Au Québec, les médecins veulent plus de masques et moins de «pensée magique»

Le 11 juin, des médecins tenaient une conférence de presse devant le Centre hospitalier de l’Université de Montréal. Ils réclamaient que le port du masque soit rendu obligatoire, et dénonçaient le relâchement post-déconfinement, qualifié de «pensée magique».

Jeudi 11 juin, des médecins tenaient une conférence de presse devant le Centre hospitalier de l’Université de Montréal. Ils réclamaient que le port du masque soit rendu obligatoire pour les plus de 12 ans dans les lieux publics fermés et les espaces extérieurs où la distanciation physique est difficile à respecter.

«Il est temps d’agir selon la science». La chercheuse et épidémiologiste Nimâ Machouf a d’abord rappelé que d’après les modélisations «80% de la population doit porter le masque pour juguler l’épidémie.» Elle a ensuite établi le parallèle avec Hong Kong, où le port du masque est respecté par plus de 80 % des citoyens : «On dénombre 1.108 cas de Covid-19 et quatre décès, pour une population de 7,5 millions d’habitants ; au Québec, le nombre de cas dépasse maintenant 50.000 et on dénombre 5.000 décès, pour une population de 8,5 millions d’habitants.» Une étude britannique publiée la veille concluait que le port du masque par la population pourrait abaisser la transmission du coronavirus a un niveau contrôlable, alors que des mesures de confinement seules ne pourront pas en empêcher la résurgence. 


«Que le personnel ne se fasse pas ramasser par une deuxième vague»

La spécialiste en médecine interne Marie-Michelle Bellon a pris la suite pour dénoncer une sorte de «banalisation, comme si la menace s’était éloignée» depuis que le déconfinement est amorcé au Québec. Un ressenti qui pour elle relève de la «pensée magique».

Elle travaille à l’unité Covid de l’hôpital Notre-Dame. Au micro, elle a évoqué son quotidien : «Ce que j’y vois me bouleverse, au point que j’ai beaucoup de peine à trouver les mots pour le décrire, comme ces personnes âgées qui dépérissent parce qu'elles ne peuvent pas recevoir la visite de leurs proches.» Pour illustrer les risques persistants de contamination, elle a donné l’exemple de patients récemment infectés en prison ou en travaillant dans un entrepôt. «Il faut que mes parents et les vôtres se sentent à l’aise quand ils font l’épicerie, ils faut que les personnes vulnérables sentent qu’on les protège.» a-t-elle martelé.

Pour appuyer ses propos, la Dre Bellon a fait appel au vécu des soignants, à leur détresse, «leur hantise de contracter l’infection et la transmettre à leurs proches.» «Le plus dur de tout : nous avons dû prendre en charge deux conjoints de membres du personnel soignant qui ont présenté une forme sévère de la Covid-19» s’est-elle émue. «Il faut que le personnel de soins qui se dévoue et qui met sa santé physique et mentale en danger depuis la mi-mars ait l’impression que tout est mis en œuvre pour qu’il ne se fasse pas ramasser par une deuxième vague.»


Stand-by des autorités

Un ex-député, microbiologiste-infectiologue, était aussi présent pour demander que le port du masque soit imposé dans les écoles, sauf au niveau primaire. Une trentaine de médecins reconnus ont signé une lettre aux autorités québécoises, leur rappelant qu'«Après six mois d’observation de l’évolution de la pandémie, le CDC américain, son équivalent européen, l’ECDC, ainsi qu’un groupe d’experts de Yale confirment que le port du masque obligatoire dans les lieux fermés réduit la propagation de la Covid-19».
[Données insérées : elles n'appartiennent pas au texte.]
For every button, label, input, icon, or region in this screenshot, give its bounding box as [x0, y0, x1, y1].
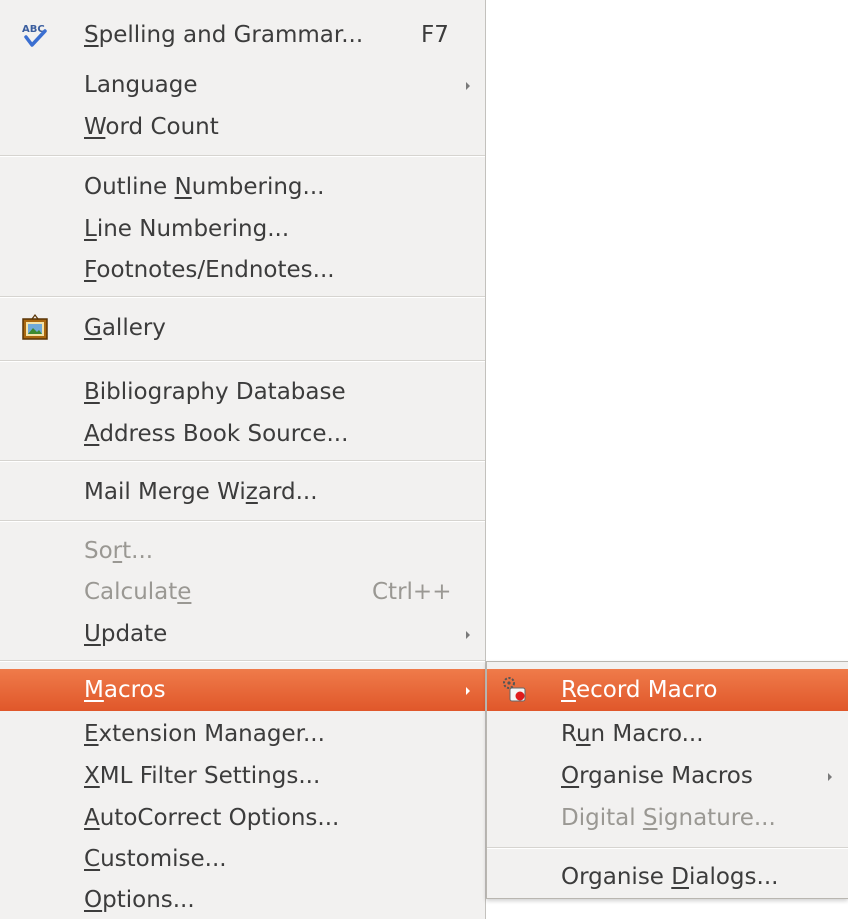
submenu-item-record-macro[interactable]: Record Macro	[487, 669, 848, 711]
menu-item-customise[interactable]: Customise...	[0, 838, 485, 880]
menu-item-sort: Sort...	[84, 538, 154, 564]
menu-item-footnotes-endnotes[interactable]: Footnotes/Endnotes...	[0, 249, 485, 291]
menu-separator	[487, 847, 848, 849]
menu-item-word-count[interactable]: Word Count	[0, 106, 485, 148]
submenu-item-digital-signature: Digital Signature...	[561, 805, 776, 831]
menu-item-xml-filter-settings[interactable]: XML Filter Settings...	[0, 755, 485, 797]
menu-item-extension-manager[interactable]: Extension Manager...	[0, 713, 485, 755]
record-macro-icon	[503, 677, 526, 702]
menu-separator	[0, 296, 485, 298]
menu-item-autocorrect-options[interactable]: AutoCorrect Options...	[0, 797, 485, 839]
shortcut-label: Ctrl++	[372, 579, 452, 605]
menu-separator	[0, 660, 485, 662]
submenu-arrow-icon	[828, 773, 832, 781]
macros-submenu: Record Macro Run Macro... Organise Macro…	[486, 661, 848, 899]
submenu-arrow-icon	[466, 687, 470, 695]
submenu-arrow-icon	[466, 82, 470, 90]
menu-item-bibliography-database[interactable]: Bibliography Database	[0, 371, 485, 413]
menu-item-macros[interactable]: Macros	[0, 669, 485, 711]
menu-item-outline-numbering[interactable]: Outline Numbering...	[0, 166, 485, 208]
tools-menu: ABC Spelling and Grammar... F7 Language …	[0, 0, 486, 919]
menu-item-update[interactable]: Update	[0, 613, 485, 655]
menu-item-address-book-source[interactable]: Address Book Source...	[0, 413, 485, 455]
menu-item-language[interactable]: Language	[0, 64, 485, 106]
submenu-arrow-icon	[466, 631, 470, 639]
menu-separator	[0, 360, 485, 362]
menu-item-options[interactable]: Options...	[0, 879, 485, 921]
menu-separator	[0, 520, 485, 522]
menu-item-calculate: Calculate Ctrl++	[84, 579, 452, 605]
menu-item-gallery[interactable]: Gallery	[0, 307, 485, 349]
menu-separator	[0, 460, 485, 462]
submenu-item-organise-macros[interactable]: Organise Macros	[487, 755, 848, 797]
gallery-icon	[22, 314, 48, 340]
menu-item-mail-merge-wizard[interactable]: Mail Merge Wizard...	[0, 471, 485, 513]
menu-item-spelling-and-grammar[interactable]: ABC Spelling and Grammar... F7	[0, 14, 485, 56]
submenu-item-organise-dialogs[interactable]: Organise Dialogs...	[487, 856, 848, 898]
shortcut-label: F7	[421, 22, 449, 48]
submenu-item-run-macro[interactable]: Run Macro...	[487, 713, 848, 755]
spellcheck-icon: ABC	[22, 24, 47, 47]
menu-separator	[0, 155, 485, 157]
menu-item-line-numbering[interactable]: Line Numbering...	[0, 208, 485, 250]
L’après-midi, le directeur national de la santé publique du Québec - le Dr Horacio Arruda - a réitéré sa décision de ne pas rendre le port du masque obligatoire mais de le recommander «fortement. » «On veut faire [du port du masque] une norme sociale pour que les gens en prennent l’habitude. Quant à le rendre obligatoire, actuellement, je vais attendre les différentes autorités internationales, canadiennes et au Québec, [où] nos experts regardent les pour et les contre.» «Avant de le rendre obligatoire, on va voir jusqu’à quel point on va convaincre les gens [de le porter] » a-t-il argumenté.